Living Amongst the Green Giants
From anemones to old-growth trees, a celebration of life on the Oregon Coast
That’s why NCLC does our work in this region, to protect and care for this rare and wonderful place and its vast biodiversity. Enjoy an evening of celebrating life among these lands and waters—from the coastal prairies and wetlands to the peaks of the Coast Range and the expansive Cape Falcon Marine Reserve—and learn about the incredible impacts of local conservation with a presentation by NCLC Marine Coordinator Angela Whitlock and NCLC Executive Director Katie Voelke.
We’ll be presenting as part of Lewis and Clark National Historical Park’s “Nature Matters” lecture series at Fort George Brewery + Public House. Doors open at 6 p.m. to purchase dinner or beverages at the George before the event.
Katie Voelke, Executive Director
Katie Voelke was raised in a home under oak trees where she spent many hours collecting bugs, making mud pies with her sister, and camping and hiking with her parents in the summers. She is sure that this life-long exposure to the natural world is what led her on a path to study biology in school. Katie settled on Oregon’s north coast with her husband Scott in 2003 and spent time doing field work with the Forest Service, Bureau of Land Management, and Oregon Department
of Fish and Wildlife before she finally found her calling: working in land conservation with NCLC. In 2005, Katie started as NCLC’s first Stewardship Director, working under founding Executive Director, Neal Maine. After three years of learning the ropes alongside Neal, she took the helm in 2008 as Executive Director.
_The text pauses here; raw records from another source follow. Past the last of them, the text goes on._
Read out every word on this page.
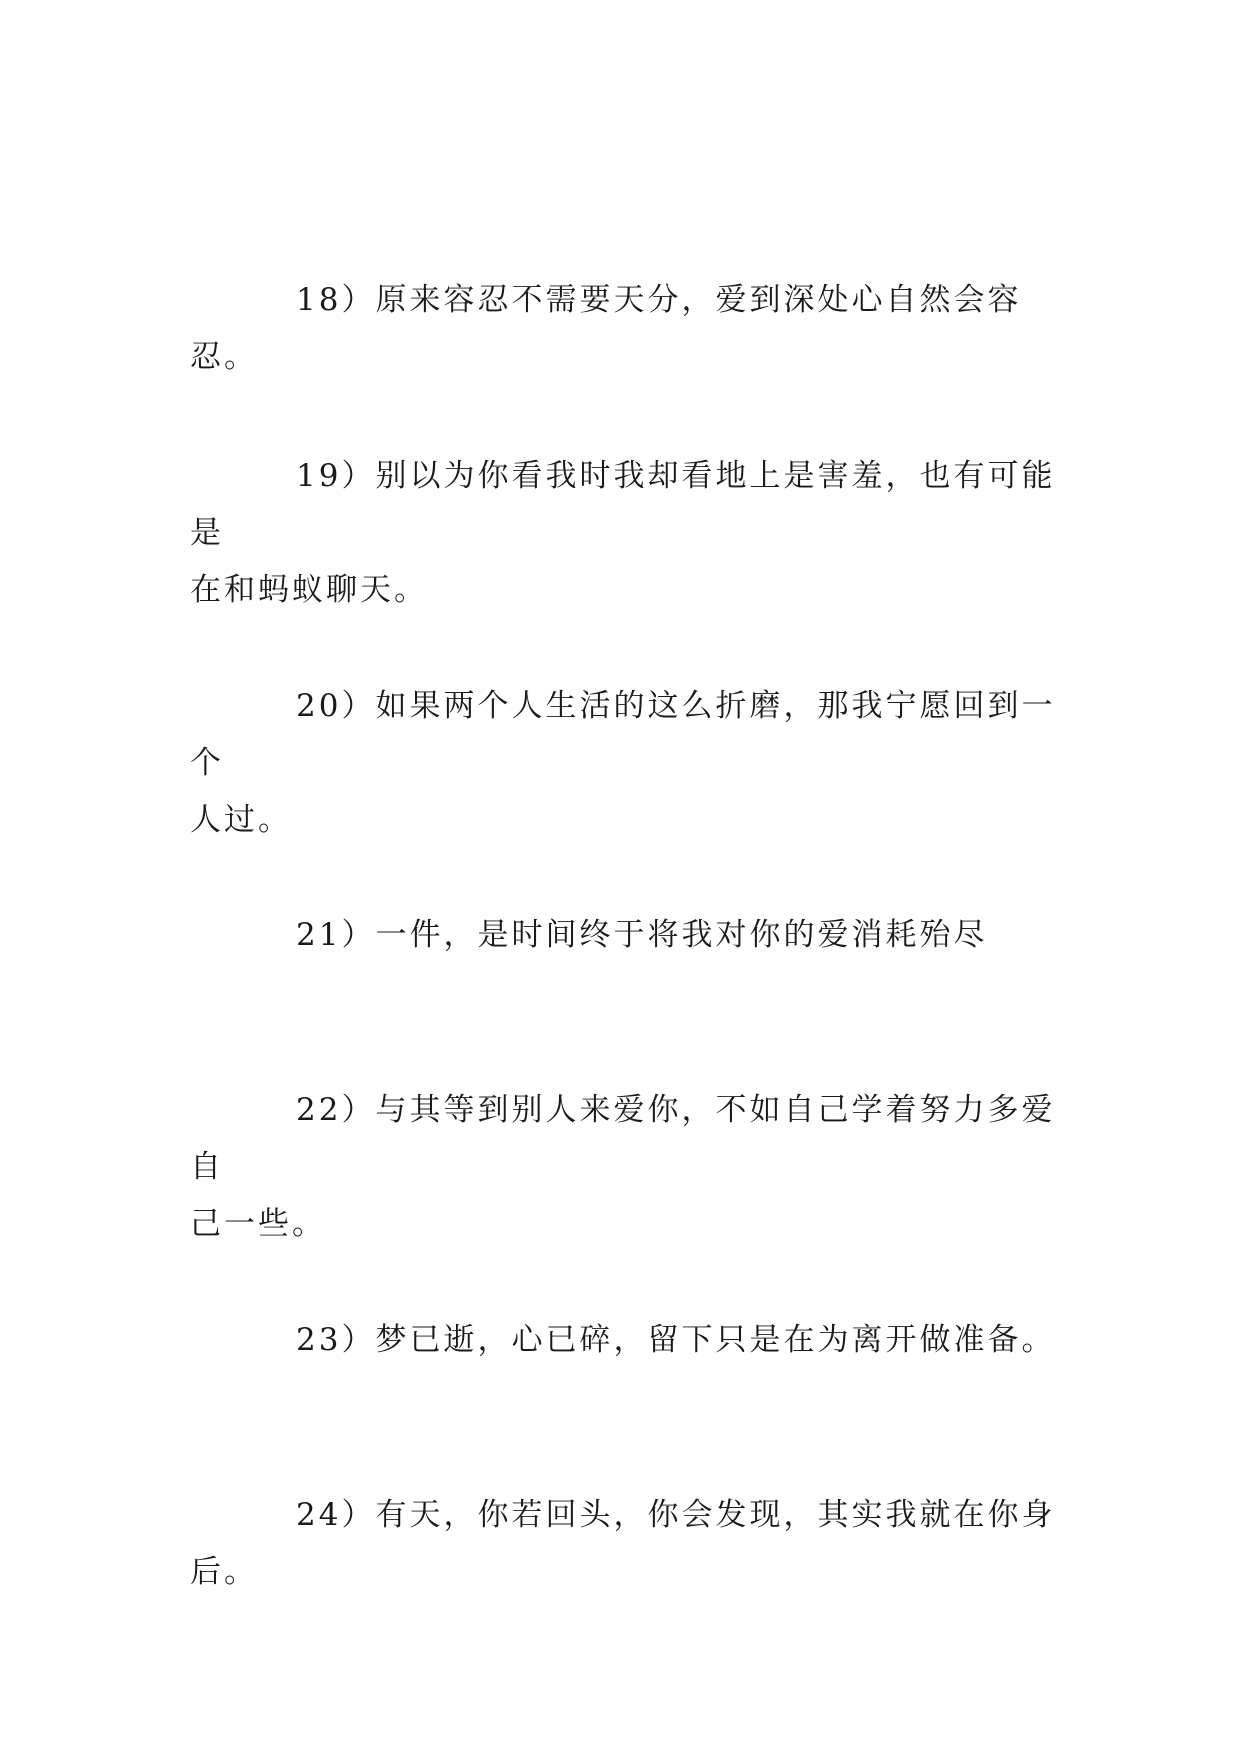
18）原来容忍不需要天分，爱到深处心自然会容忍。

19）别以为你看我时我却看地上是害羞，也有可能是
在和蚂蚁聊天。

20）如果两个人生活的这么折磨，那我宁愿回到一个
人过。

21）一件，是时间终于将我对你的爱消耗殆尽

22）与其等到别人来爱你，不如自己学着努力多爱自
己一些。

23）梦已逝，心已碎，留下只是在为离开做准备。

24）有天，你若回头，你会发现，其实我就在你身后。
Although her job at NCLC keeps her inside more than she would like, she manages to get her fix of the outdoors by following in her parent’s footsteps: bug collecting with her three sons and spending the summers hiking and camping with family.
Angela Whitlock, Marine Program Coordinator
Raised in Portland, Angela Whitlock spent ample time on the coast with her family hiking, camping, biking, crabbing, fishing, and exploring the beaches. She worked as a professional goldsmith for 25 years—a career that enabled her to move to the northern Oregon Coast in 2000. While attending Clatsop Community College, she became the first recipient of the Environmental Steward Certificate through the college, in partnership with Oregon Shores Conservation Coalition. She also became involved in volunteer conservation efforts, including marine debris surveys, salmon stream surveys, and CoastWatch’s Adopt a Mile program. In 2020, she joined Cannon Beach’s Haystack Rock Awareness Program (HRAP) as a lead environmental interpreter and became immersed in the world of rocky intertidal habitat,
satisfying the longing she felt as a child to be a marine biologist. She joined the Tidepool Ambassador Program (TAP) at Cape Falcon Marine Reserve in 2021 and served two seasons. In March 2023, she started as NCLC’s Marine Program Coordinator, giving her an opportunity to further her passion for coastal conservation. In her leisure time, she enjoys nature journaling; walking outdoors with her dog Cricket; bird watching; and exploring tide pools (she’s still holding out hope to find evidence of the existence of mermaids).